Drużyna mistrzów Polski przegrała na własnym parkiecie z Ludwigsburgiem 76:81 w meczu grupy L Pucharu Europy. Koszykarze Stelmetu Zielona Góra znajdują się w trudnej sytuacji, z dwoma zwycięstwami zajmują ostatnie miejsce w swojej grupie.
Gospodarze tego spotkania byli stawiani w roli faworyta tej potyczki, lecz w pierwszej kwarcie, to goście lepiej radzili sobie na parkiecie w Zielonej Górze. Drużyna z Niemiec dość łatwo ogrywała defensywę gospodarzy i skutecznie trafiała z czystych pozycji do kosza. W drugiej kwarcie gra wyrównała się. Stelmet notował coraz wyższą skuteczność rzutową. Zielonogórzanie próbowali agresywnej obrony, ale rywale cierpliwie rozgrywali piłkę i skutecznie kończyli swoje ataki. Pierwsza połowa zakończyła się wynikiem 39:44.

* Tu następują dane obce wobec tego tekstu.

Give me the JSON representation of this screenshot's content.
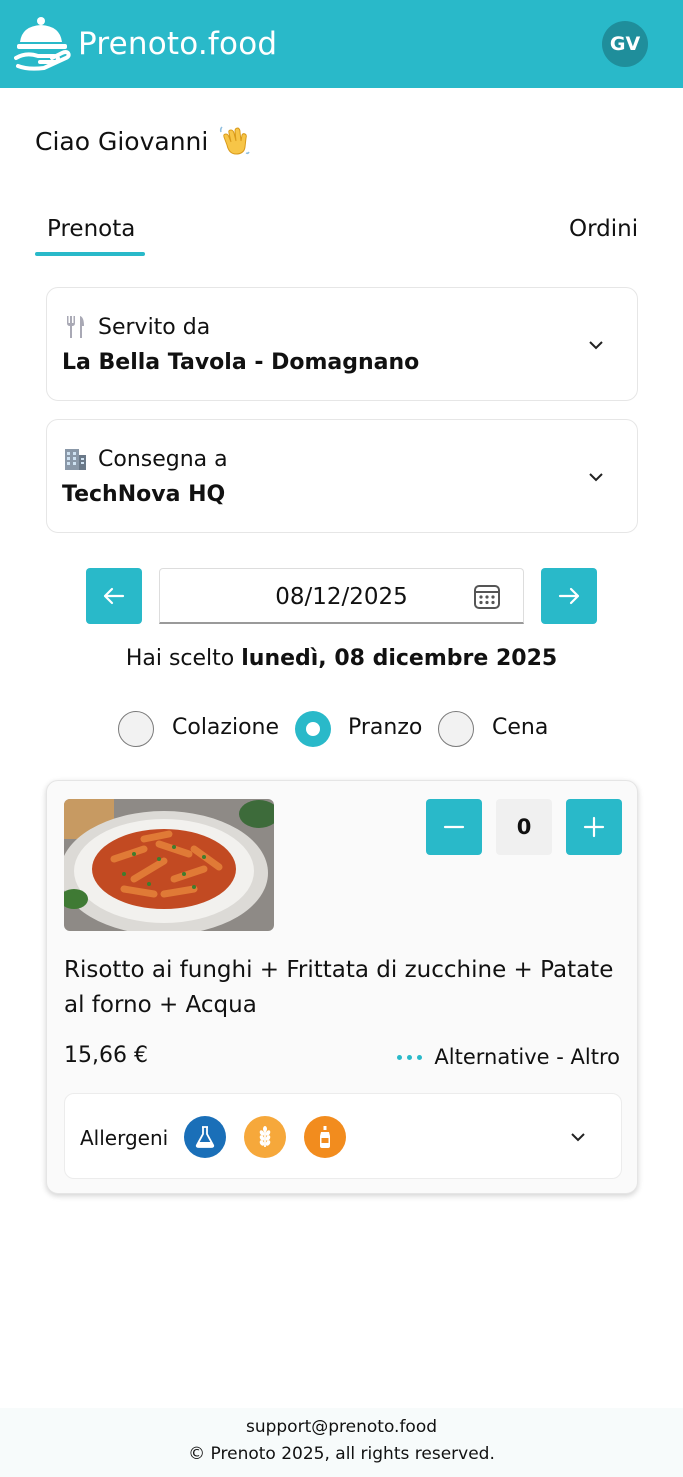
{
  "app": {
    "brand": "Prenoto.food",
    "user_initials": "GV",
    "accent_color": "#29b9c9"
  },
  "greeting": "Ciao Giovanni",
  "tabs": {
    "book_label": "Prenota",
    "orders_label": "Ordini",
    "active": "Prenota"
  },
  "served_by": {
    "label": "Servito da",
    "value": "La Bella Tavola - Domagnano",
    "icon": "fork-knife-icon"
  },
  "deliver_to": {
    "label": "Consegna a",
    "value": "TechNova HQ",
    "icon": "office-building-icon"
  },
  "date_picker": {
    "value": "08/12/2025",
    "chosen_prefix": "Hai scelto",
    "chosen_date": "lunedì, 08 dicembre 2025"
  },
  "meals": {
    "options": [
      "Colazione",
      "Pranzo",
      "Cena"
    ],
    "selected": "Pranzo"
  },
  "menu_item": {
    "name": "Risotto ai funghi + Frittata di zucchine + Patate al forno + Acqua",
    "price": "15,66 €",
    "quantity": "0",
    "alternatives_label": "Alternative - Altro",
    "allergens_label": "Allergeni",
    "allergens": [
      {
        "icon": "sulphites-flask-icon",
        "color": "#1a6fb8"
      },
      {
        "icon": "gluten-wheat-icon",
        "color": "#f6a83b"
      },
      {
        "icon": "sauce-bottle-icon",
        "color": "#f28c1e"
      }
    ]
  },
  "footer": {
    "email": "support@prenoto.food",
    "copyright": "© Prenoto 2025, all rights reserved."
  }
}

Po przerwie poziom gry mistrzów Polski bardzo się obniżył. Nie mieli pomysłu na to jak rozgrywać piłkę. Przegrywali pojedynki podkoszowe oraz nie potrafili odpowiedzieć na dobrą grę drużyny z Niemiec. Pomimo tego końcówka spotkania była bardzo emocjonująca. Kilka sekund przed końcem Mateusz Ponitka doprowadził do stanu 76:77 celnym rzutem za trzy. Tuż po wznowieniu gry przez przyjezdnych, Zielonogórzanie faulowali jednego z rywali, by ten jak najszybciej udał się na linię rzutów wolnych, jednak sędziowie tego spotkania uznali to przewinienie jako niesportowe. To rozwścieczyło kibiców zgromadzonych na hali w Zielonej oraz zabiło emocje w tym spotkaniu. Ostatecznie mecz zakończył się wynikiem 76:81.
Jeśli mistrzowie Polski liczą na awans do dalszej fazy Pucharu Europy, muszą w środę wygrać w Wenecji różnicą aż 10 punktów.
Stelmet BC Zielona Góra – MHP Riesen Ludwigsburg 76:81 (16:21, 26:23, 13:19, 21:18)
Stelmet BC: Vlad-Sorin Moldoveanu 17, Mateusz Ponitka 16, Dejan Borovnjak 10, Dee Bost 9, Szymon Szewczyk 6, Nemanja Djurisic 6, Łukasz Koszarek 5, Karol Gruszecki 4, Adam Hrycaniuk 3, Przemysław Zamojski 0.